Although there were no beneficial effects on fertilization, cleavage or blastocyst formation rates when the sperm preparation medium was supplemented with L-carnitine, prior evidence suggests that this is an area for future research. Spermatozoa have a low antioxidant defense capacity and are particularly susceptible to oxidative damage due to a high lipid content of membranes [54]. Incubation in L-carnitine has been shown to increase the motility and chromatin quality of testicular mouse sperm [13], as well as the motility of human sperm [14]. However, given that cleavage rates were increased in oocytes incubated with L-carnitine prior to fertilization, with sperm prepared in the absence of L-carnitine, there was clearly a beneficial effect of L-carnitine on oocytes.
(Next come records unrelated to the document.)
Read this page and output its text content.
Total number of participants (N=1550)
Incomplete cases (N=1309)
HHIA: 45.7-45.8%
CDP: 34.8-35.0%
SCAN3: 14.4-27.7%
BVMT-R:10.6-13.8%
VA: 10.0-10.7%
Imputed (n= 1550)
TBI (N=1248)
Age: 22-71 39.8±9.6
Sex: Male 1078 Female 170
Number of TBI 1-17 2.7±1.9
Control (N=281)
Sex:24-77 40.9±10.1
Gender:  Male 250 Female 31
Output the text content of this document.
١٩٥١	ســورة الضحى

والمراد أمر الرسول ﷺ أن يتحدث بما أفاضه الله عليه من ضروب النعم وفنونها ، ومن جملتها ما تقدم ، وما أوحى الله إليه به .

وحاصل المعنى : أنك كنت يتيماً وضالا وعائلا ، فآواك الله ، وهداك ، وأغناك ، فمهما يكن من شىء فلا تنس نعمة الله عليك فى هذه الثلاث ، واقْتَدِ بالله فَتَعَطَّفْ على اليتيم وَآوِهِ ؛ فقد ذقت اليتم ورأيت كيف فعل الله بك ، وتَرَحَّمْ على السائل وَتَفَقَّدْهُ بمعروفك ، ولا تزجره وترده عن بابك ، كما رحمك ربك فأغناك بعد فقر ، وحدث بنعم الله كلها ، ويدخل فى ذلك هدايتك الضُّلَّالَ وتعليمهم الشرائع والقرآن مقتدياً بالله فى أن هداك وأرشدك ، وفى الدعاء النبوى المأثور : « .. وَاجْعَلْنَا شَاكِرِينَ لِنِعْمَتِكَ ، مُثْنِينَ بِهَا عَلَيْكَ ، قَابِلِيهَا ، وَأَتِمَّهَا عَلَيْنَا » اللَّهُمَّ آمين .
The individual effects of L-carnitine on male and female gametes needs to be further clarified in future studies.

In conclusion, incubation of oocytes in fertilization medium supplemented with 3 mM L-carnitine for 1 h prior to co-incubation with sperm increased the capacity of oocytes to undergo cleavage and improved the cryotolerance of the resulting blastocysts. Inclusion of 3 mM L-carnitine for any of the examined periods of gamete co-culture had no significant effects on fertilization status or the development of blastocysts. Also, the fertilizing capacity of sperm appeared to be unaffected by exposure to L-carnitine during sperm preparation. Although the oocyte ATP levels were not significantly elevated by the brief pre-IVF treatment, the metabolism of lipids and other energy substrates may have been altered by L-carnitine supplementation. Alternatively, the antioxidant properties of L-carnitine may have provided benefit for the maintenance of oocyte viability during the pre-insemination period. However, given that such a brief exposure of oocytes to an antioxidant seems unlikely to be of benefit to blastocysts that form 7 days later, we propose that the improvement in blastocyst cryotolerance was due to a reduction in oocyte lipid content. More detailed in vitro assessments are needed to determine the influence of the brief L-carnitine treatment on sperm functionality and oocyte and blastocyst quality.